Por Vladimir Aras
Em seu premiado filme Seção especial de justiça, o cineasta Costa-Gavras baseia-se em uma história real: um atentado contra o aspirante a oficial da Marinha alemã (Kriegsmarine), Alfons Moser.
Comandada pelo ativista Pierre Georges, que se notabilizou com o codinome de “coronel Fabien” (foto), a operação da resistência francesa teve lugar na estação de metrô Barbès em Paris no dia 21 de agosto de 1941.
Pierre Georges
O marinheiro nazista foi morto a tiros. Outros atentados ocorreram no período. As forças alemãs que ocupavam a França tomaram reféns e exigiram a execução de 6 “subversivos” como “compensação” pela ações contra a ocupação. Os nazistas tinham o apoio do regime colaboracionista do Marechal Pétain, que governava a França a partir da cidade de Vichy (1940-1944).
Marechal Petáin
Em função do assassinato de Moser, o comando militar nazista na França emitiu um alerta à população, segundo o qual prisioneiros franceses sob custódia alemã seriam fuzilados como represália, caso ocorressem novos atentados contra as forças de ocupação.

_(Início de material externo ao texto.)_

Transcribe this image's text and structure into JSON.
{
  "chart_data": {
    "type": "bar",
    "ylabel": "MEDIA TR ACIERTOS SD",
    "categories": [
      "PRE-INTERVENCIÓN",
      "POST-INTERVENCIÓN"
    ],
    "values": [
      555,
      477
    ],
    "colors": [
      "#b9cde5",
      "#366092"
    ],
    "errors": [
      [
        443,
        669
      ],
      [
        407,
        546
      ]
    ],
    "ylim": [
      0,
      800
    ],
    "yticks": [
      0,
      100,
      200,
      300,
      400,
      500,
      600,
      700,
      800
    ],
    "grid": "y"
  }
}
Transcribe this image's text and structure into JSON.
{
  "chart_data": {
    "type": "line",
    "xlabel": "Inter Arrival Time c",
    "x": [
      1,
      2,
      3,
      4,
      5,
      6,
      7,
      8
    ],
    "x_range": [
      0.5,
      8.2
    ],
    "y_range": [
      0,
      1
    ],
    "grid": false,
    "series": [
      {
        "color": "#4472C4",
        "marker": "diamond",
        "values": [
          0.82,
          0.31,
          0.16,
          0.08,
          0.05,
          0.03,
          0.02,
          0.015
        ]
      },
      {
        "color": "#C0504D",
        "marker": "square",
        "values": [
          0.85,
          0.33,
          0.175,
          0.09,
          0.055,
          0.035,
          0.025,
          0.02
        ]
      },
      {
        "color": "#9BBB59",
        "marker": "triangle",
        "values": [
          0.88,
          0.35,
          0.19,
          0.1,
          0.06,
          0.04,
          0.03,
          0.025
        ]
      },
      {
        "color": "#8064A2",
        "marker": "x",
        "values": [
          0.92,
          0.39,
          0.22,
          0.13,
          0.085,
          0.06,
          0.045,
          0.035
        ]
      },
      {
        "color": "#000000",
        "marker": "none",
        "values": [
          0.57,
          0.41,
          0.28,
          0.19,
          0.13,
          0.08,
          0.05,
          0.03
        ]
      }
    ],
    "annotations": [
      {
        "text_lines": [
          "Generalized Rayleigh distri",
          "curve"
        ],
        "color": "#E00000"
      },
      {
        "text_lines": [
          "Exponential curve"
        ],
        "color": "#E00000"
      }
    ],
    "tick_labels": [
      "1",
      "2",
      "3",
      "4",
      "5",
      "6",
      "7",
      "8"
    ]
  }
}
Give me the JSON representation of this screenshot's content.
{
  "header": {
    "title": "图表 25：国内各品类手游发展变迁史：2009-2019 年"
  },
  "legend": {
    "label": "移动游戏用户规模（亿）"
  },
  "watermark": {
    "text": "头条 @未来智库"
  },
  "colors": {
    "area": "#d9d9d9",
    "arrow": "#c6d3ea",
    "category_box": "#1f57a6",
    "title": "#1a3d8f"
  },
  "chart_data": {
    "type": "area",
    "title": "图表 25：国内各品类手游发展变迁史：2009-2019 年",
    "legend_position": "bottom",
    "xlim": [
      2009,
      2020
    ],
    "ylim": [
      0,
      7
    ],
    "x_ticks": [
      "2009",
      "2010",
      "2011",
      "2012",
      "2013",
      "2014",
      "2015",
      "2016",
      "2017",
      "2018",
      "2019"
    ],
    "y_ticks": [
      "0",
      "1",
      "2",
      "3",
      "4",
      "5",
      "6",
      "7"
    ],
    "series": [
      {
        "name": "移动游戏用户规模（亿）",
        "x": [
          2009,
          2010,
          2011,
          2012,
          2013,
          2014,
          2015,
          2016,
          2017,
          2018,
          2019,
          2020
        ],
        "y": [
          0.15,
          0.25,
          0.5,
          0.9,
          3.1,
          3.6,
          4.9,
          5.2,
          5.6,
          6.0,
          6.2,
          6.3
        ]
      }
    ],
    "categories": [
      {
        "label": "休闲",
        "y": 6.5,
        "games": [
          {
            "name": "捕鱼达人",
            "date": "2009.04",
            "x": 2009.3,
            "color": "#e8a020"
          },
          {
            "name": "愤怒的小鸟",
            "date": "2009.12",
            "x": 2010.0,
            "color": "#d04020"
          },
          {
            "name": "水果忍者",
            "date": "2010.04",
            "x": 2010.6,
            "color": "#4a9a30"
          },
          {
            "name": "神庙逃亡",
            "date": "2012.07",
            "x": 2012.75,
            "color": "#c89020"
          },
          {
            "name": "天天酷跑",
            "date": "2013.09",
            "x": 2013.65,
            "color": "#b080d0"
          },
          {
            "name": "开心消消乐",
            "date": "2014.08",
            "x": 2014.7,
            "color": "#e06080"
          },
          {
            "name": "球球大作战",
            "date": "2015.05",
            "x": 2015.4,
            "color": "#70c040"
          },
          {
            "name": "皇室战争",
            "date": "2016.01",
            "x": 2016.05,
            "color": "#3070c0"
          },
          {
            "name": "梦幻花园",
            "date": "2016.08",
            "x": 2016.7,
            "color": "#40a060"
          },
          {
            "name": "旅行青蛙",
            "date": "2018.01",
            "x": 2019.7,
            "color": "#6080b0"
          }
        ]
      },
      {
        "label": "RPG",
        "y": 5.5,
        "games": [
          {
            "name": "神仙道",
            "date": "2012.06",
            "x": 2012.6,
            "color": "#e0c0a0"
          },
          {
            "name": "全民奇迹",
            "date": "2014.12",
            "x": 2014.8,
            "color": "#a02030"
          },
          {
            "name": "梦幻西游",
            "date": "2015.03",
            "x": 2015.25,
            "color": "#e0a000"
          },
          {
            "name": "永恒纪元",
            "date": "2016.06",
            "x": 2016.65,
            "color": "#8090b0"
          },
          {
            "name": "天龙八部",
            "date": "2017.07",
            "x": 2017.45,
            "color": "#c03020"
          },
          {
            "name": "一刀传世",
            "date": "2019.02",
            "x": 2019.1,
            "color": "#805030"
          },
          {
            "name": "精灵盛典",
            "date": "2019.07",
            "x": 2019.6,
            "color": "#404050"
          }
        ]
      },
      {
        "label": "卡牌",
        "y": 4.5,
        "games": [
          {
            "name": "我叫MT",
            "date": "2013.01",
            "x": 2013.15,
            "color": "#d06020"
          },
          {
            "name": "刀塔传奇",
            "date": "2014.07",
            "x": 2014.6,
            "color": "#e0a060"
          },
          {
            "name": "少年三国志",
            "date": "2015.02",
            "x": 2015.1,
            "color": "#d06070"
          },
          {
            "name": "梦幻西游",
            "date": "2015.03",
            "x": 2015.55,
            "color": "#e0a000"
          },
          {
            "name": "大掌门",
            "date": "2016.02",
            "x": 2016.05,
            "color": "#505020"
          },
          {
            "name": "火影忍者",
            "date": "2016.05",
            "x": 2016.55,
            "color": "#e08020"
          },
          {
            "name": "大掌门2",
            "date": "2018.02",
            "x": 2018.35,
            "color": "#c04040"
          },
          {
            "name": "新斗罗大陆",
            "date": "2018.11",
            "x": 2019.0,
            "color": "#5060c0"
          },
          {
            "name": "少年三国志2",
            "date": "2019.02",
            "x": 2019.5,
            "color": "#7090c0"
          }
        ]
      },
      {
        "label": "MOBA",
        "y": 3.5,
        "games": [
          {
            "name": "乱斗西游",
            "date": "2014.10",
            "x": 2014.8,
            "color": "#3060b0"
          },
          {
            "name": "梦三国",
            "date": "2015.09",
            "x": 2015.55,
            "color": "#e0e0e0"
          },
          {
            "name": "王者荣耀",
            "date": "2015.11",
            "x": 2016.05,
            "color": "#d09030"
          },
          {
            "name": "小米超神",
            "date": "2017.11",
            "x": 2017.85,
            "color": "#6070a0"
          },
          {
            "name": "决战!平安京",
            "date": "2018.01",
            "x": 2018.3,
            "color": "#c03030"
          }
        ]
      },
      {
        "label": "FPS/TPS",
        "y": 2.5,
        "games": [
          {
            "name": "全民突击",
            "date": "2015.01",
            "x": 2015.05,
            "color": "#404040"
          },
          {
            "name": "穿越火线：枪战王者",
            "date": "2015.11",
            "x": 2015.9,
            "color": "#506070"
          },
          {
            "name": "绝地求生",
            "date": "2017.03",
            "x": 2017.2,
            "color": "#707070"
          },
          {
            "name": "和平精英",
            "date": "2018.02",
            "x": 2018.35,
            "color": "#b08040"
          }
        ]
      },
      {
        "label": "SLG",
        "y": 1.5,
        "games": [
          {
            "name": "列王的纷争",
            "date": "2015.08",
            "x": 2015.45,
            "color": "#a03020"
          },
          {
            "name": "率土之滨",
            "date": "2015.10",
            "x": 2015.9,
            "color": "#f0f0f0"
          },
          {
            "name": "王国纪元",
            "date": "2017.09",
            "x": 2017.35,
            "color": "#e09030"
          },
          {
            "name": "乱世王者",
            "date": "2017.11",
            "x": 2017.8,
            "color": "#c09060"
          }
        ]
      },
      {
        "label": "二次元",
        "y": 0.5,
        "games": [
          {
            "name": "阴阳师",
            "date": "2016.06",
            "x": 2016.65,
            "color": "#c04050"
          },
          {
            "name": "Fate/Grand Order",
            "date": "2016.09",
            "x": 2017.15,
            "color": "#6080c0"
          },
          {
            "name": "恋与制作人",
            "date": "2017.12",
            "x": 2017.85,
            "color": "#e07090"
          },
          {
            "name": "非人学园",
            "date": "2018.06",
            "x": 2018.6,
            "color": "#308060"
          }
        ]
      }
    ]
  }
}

Por ideia do ministro do interior francês, Pierre Pucheu (foto) e do procurador Maurice Gabolde, a legislação penal francesa foi alterada e teria um dispositivo de efeito retroativo. E um tribunal de exceção foi criado para julgar membros da resistência, comunistas, anarquistas e judeus.
Pierre Pucheu
A Lei 3.515/1941, redigida em 22 de agosto, após o atentado, e antedatada como sendo de 14 de agosto de 1941, entrou em vigor no dia 23 daquele mês. Tentava-se maquiar sua eficácia retroativa, presente no seu art. 10.
A seção (câmara) especial do Tribunal de Apelação de Paris foi instalada em 26 agosto de 1941. Seu primeiro presidente foi o juiz colaboracionista Michel Benon. No dia seguinte à instalação, a seção especial do Tribunal de Paris, julgando em primeira instância, como corte de exceção, proferiu suas primeiras condenações a morte. Foram condenados Abraham Trzebrucki, André Bréchet e Émile Bastard. Sem direito a recurso, os três foram guilhotinados em 28 de agosto de 1941. As sessões do tribunal eram conduzidas a portas fechadas sem publicidade, alegadamente para evitar risco à ordem pública:
”La cour, considérant que la publicité des débats dans la présente affaire pourrait être dangereuse pour l’ordre public […]ordonne que les débats auront lieu à huis clos”.
Após a libertação da França e a vitória dos Aliados, o procurador Gabolde, que se exilou na Espanha, foi condenado à morte em julgamento realizado a revelia em 1946. Gabolde (foto) nunca foi extraditado para seu país. Veio a prescrição, e ele morreu em Barcelona em 1972 aos 80 anos, impune.
Maurice Gabolde
Já o ex-ministro Pierre Pucheu, que fora preso no Marrocos em 1943, acabou sendo julgado em Argel (foto), para onde foi transferido, e também condenado à morte. Foi executado por um pelotão de fuzilamento em 29 de março de 1944, em território argelino, sob domínio francês, já no governo De Gaulle.
Pucheu em seu julgamento na Argélia
Os juízes do tribunal especial também foram submetidos à justiça transicional e julgados a partir de 1944 em Paris. Em junho de 1945, o juiz Benon foi condenado pela Justiça francesa a prisão perpétua com trabalhos forçados. No júri, a viúva de um dos réus executados, Bréchet, leu uma carta sua. Era um grito de resistência contra a injustiça que sofreria:
”La peine était décidée d’avance,y est-Il dit notamment. Ce soir, je ne serai plus qu’un souvenir.Dis à notre enfant que son père est mort pour défendre la liberté de son pays, la vie des humbles de chez nous”.
Estas foram as últimas palavras de Bréchet: “A sentença foi decidida com antecedência. Esta noite, serei apenas uma memória. Diga ao nosso filho que seu pai morreu para defender a liberdade de seu país, a vida dos humildes de nossa pátria”.
Naquelas tenebrosas décadas, dos 1930-1940, o Brasil também teve um tribunal de exceção: o Tribunal de Segurança Nacional, o famigerado TSN, que funcionou de 1936 a 1945.